Fletch and I have always disagreed about this. Having an accounting background, he tends to prefer GAAP, while having a practical background, I prefer adjusted (although I believe he agrees that the repricing of warrants causes all kinds of distortions). We have had the following discussion in the past 24 hours that I thought people might enjoy reading. It’s posted here with Fletch’s concurrence.

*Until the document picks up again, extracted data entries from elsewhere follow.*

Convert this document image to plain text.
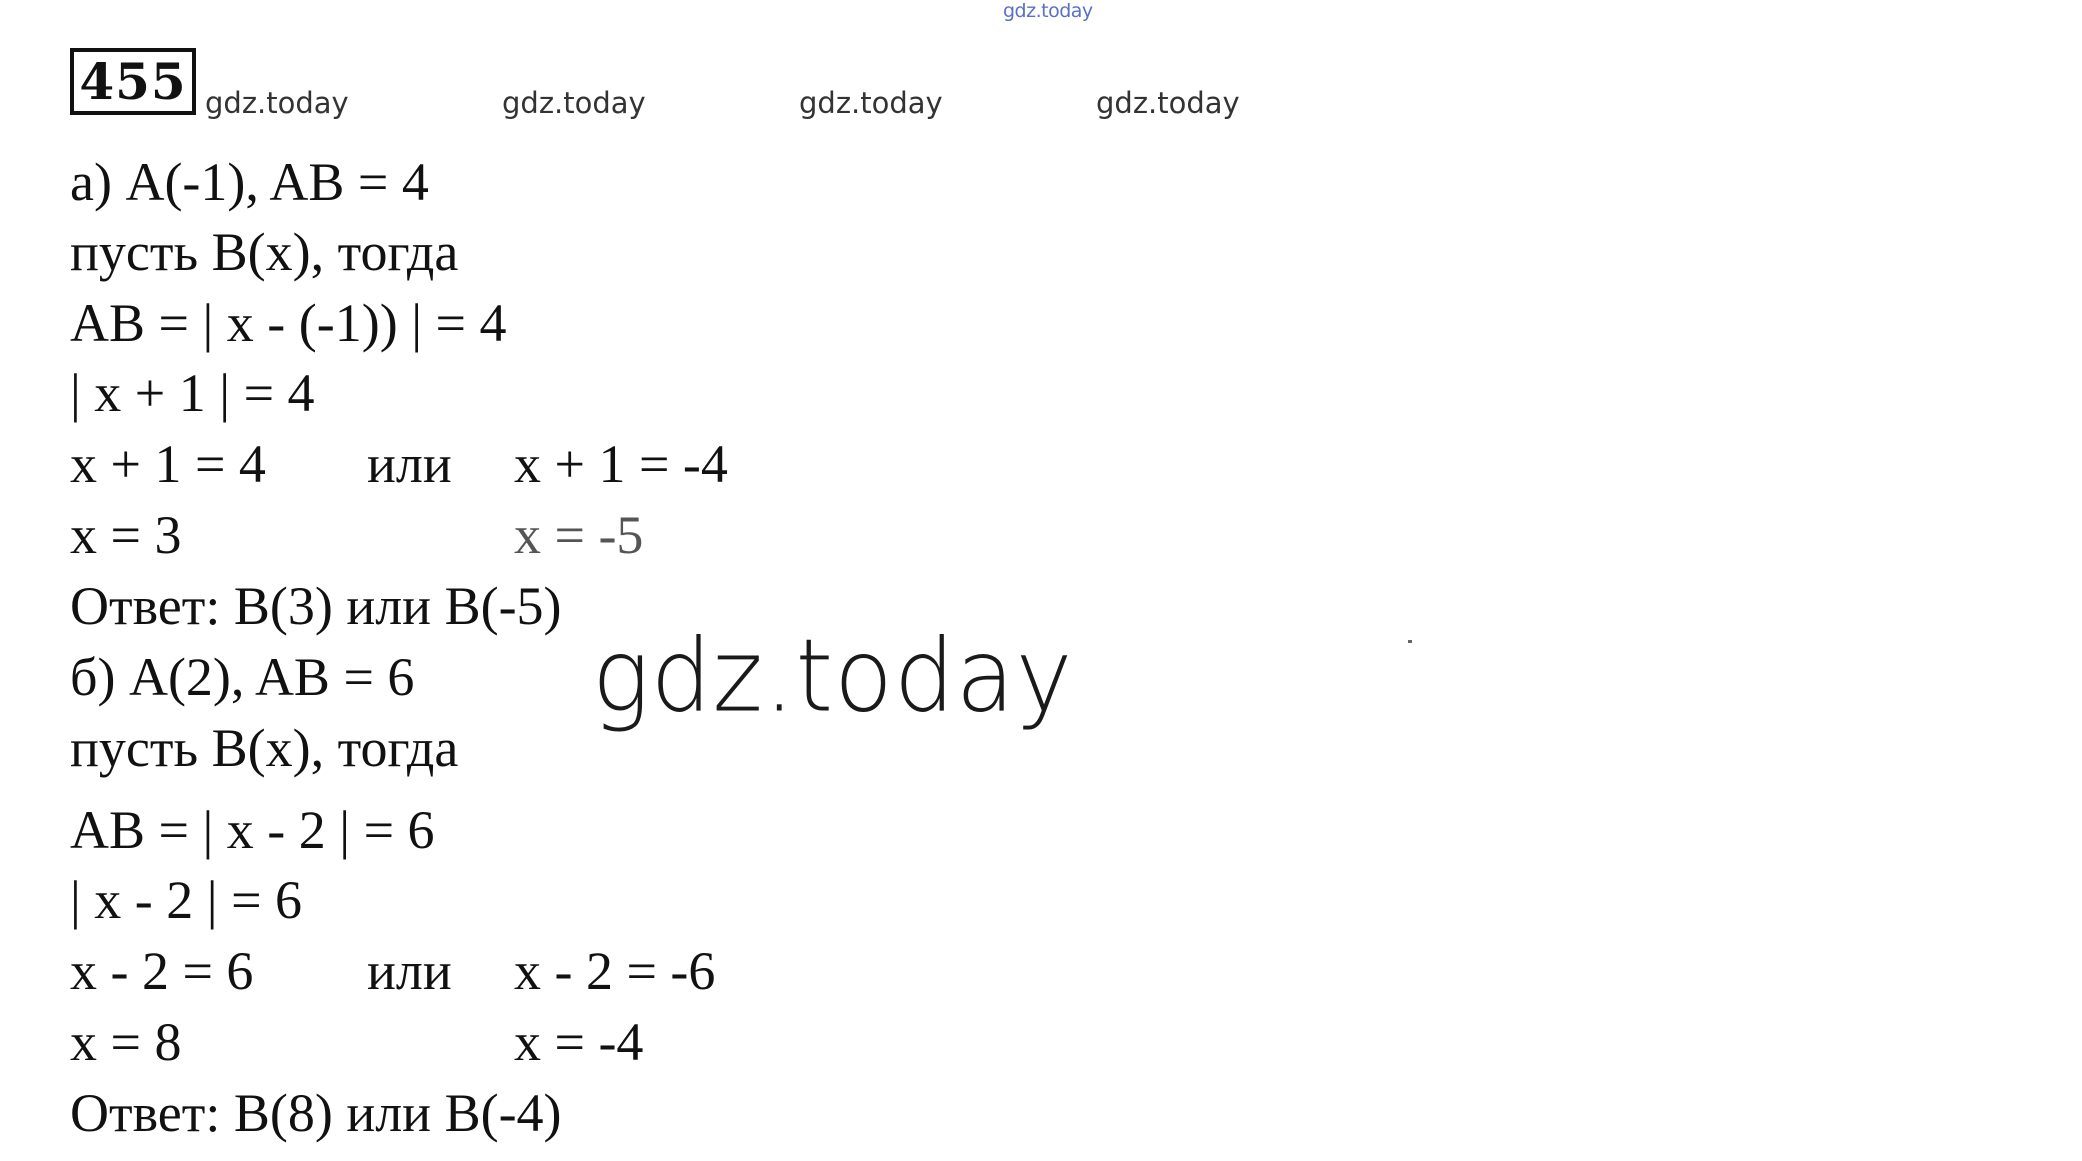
gdz.today
455 gdz.today	gdz.today	gdz.today	gdz.today
а) A(-1), AB = 4
пусть B(x), тогда
AB = | x - (-1)) | = 4
| x + 1 | = 4
x + 1 = 4 или x + 1 = -4
x = 3	x = -5
Ответ: B(3) или B(-5)
gdz.today
б) A(2), AB = 6
пусть B(x), тогда
AB = | x - 2 | = 6
| x - 2 | = 6
x - 2 = 6 или x - 2 = -6
x = 8	x = -4
Ответ: B(8) или B(-4)
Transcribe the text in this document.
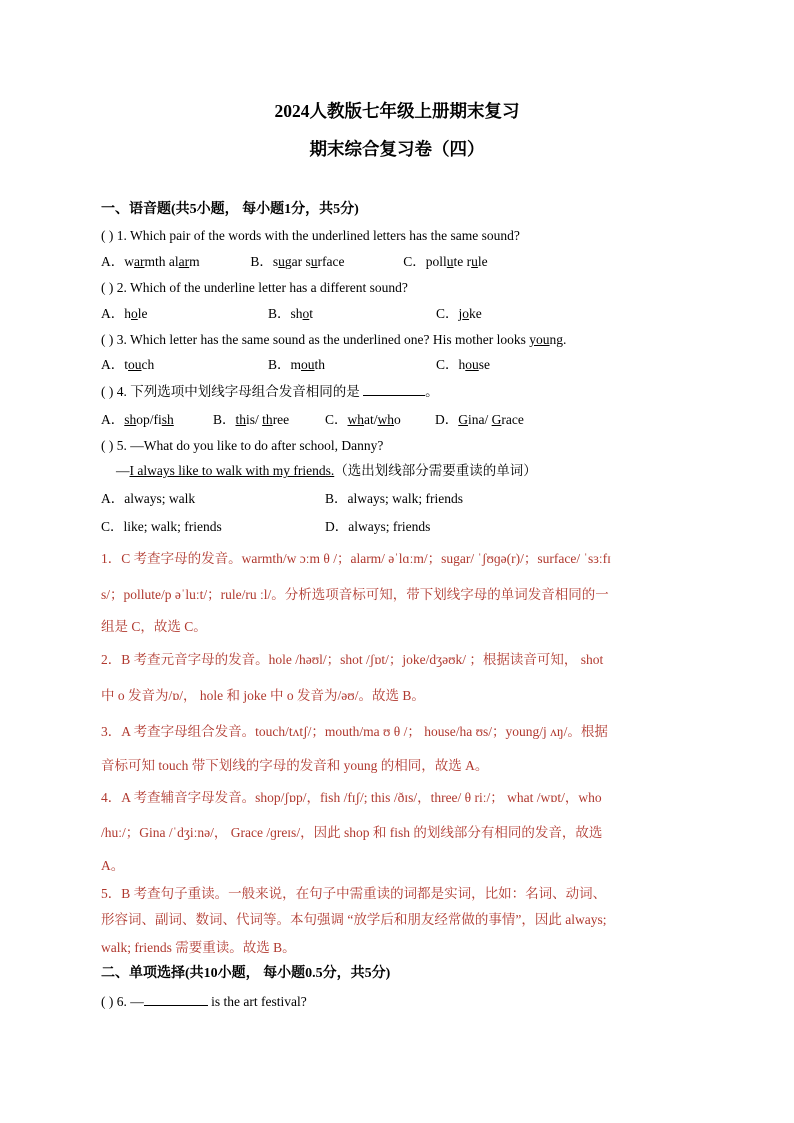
2024人教版七年级上册期末复习
期末综合复习卷（四）
一、语音题(共5小题， 每小题1分，共5分)
( ) 1. Which pair of the words with the underlined letters has the same sound?
A．warmth alarm	B．sugar surface	C．pollute rule
( ) 2. Which of the underline letter has a different sound?
A．hole	B．shot	C．joke
( ) 3. Which letter has the same sound as the underlined one? His mother looks young.
A．touch	B．mouth	C．house
( ) 4. 下列选项中划线字母组合发音相同的是	。
A．shop/fish	B．this/ three	C．what/who	D．Gina/ Grace
( ) 5. —What do you like to do after school, Danny?
—I always like to walk with my friends.（选出划线部分需要重读的单词）
A．always; walk	B．always; walk; friends
C．like; walk; friends	D．always; friends
1．C 考查字母的发音。warmth/w ɔːm θ /；alarm/ əˈlɑːm/；sugar/ ˈʃʊɡə(r)/；surface/ ˈsɜːfɪ
s/；pollute/p əˈluːt/；rule/ru ːl/。分析选项音标可知，带下划线字母的单词发音相同的一
组是 C，故选 C。
2．B 考查元音字母的发音。hole /həʊl/；shot /ʃɒt/；joke/dʒəʊk/ ；根据读音可知， shot
中 o 发音为/ɒ/， hole 和 joke 中 o 发音为/əʊ/。故选 B。
3．A 考查字母组合发音。touch/tʌtʃ/；mouth/ma ʊ θ /； house/ha ʊs/；young/j ʌŋ/。根据
音标可知 touch 带下划线的字母的发音和 young 的相同，故选 A。
4．A 考查辅音字母发音。shop/ʃɒp/，fish /fɪʃ/; this /ðɪs/，three/ θ riː/； what /wɒt/，who
/huː/；Gina /ˈdʒiːnə/， Grace /ɡreɪs/，因此 shop 和 fish 的划线部分有相同的发音，故选
A。
5．B 考查句子重读。一般来说，在句子中需重读的词都是实词，比如：名词、动词、
形容词、副词、数词、代词等。本句强调 “放学后和朋友经常做的事情”，因此 always;
walk; friends 需要重读。故选 B。
二、单项选择(共10小题， 每小题0.5分，共5分)
( ) 6. —	is the art festival?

I started off by asking him: “I just looked at CELG’s results. GAAP earnings for the quarter almost tripled. They were up 196% (from 25 cents to 74 cents). Non-GAAP earnings were up 33% (from 76 cents to $1.01). Which do YOU think gives a more realistic, more comparable, more consistent, more reproducible, view of the growth of the business and its real earnings in the quarter?”
Fletch responded
To give you a serious answer, as long as everyone does everything the same way, I don’t care what method of accounting anyone uses. My main concern has always been the ability to compare apples to apples between different companies. As long as every company measures non-GAAP earnings the exact same way, great - go ahead and get rid of GAAP. I really don’t care about the specific issues (expensing options, repricing warrants, etc.) as long as everyone presents their results using the same, consistent accounting. To use an admittedly extreme example, what if one of your company’s reported results based on accrual accounting and a competitor reported its results using the cash method? Without spending a tremendous amount of time, how on earth would you ever be able to compare the results against each other? So that’s what I care about - consistent accounting and reporting for all companies. I don’t really care about the specific rules themselves.
My response was:
“Interesting response, and I understand what you are saying about comparing across companies. I’d guess, though, that 90% of companies that report adjusted earnings actually do the same thing, not different things. They back out stock-based compensation and repricing of warrants, and occasional one-time events. (I know some people claim that companies claim one-time events every quarter, but if you look at reputable companies, that’s not really what they do.) What I like about the adjusted earnings are: First, they usually (usually, that is), reflect better what is really happening at the company, and Second, they are more comparable quarter to quarter in the same company (rather than a jerry-rigged GAAP system that raises or lowers reported earnings each quarter depending on whether the stock price is up or down).”
And Fletch responded:
This is also why I’m a big fan of the cash flow statement. In many ways, the information on the cash flow statement is more indicative of a company’s performance than EPS, adjusted or otherwise. There is a lot of room for management to manipulate earnings, even adjusted earnings, but manipulating the cash flow statement is more difficult, in my opinion.
And I sure wouldn’t argue against checking out the cash flow statement, either.
Saul
PS By the way, you’ll notice that Fletch avoided ever answering my initial question about Celgene’s earnings: “Which do YOU think gives a more realistic, more comparable, more consistent, more reproducible, view of the growth of the business and its real earnings in the quarter?” (It obviously wasn’t the GAAP earnings).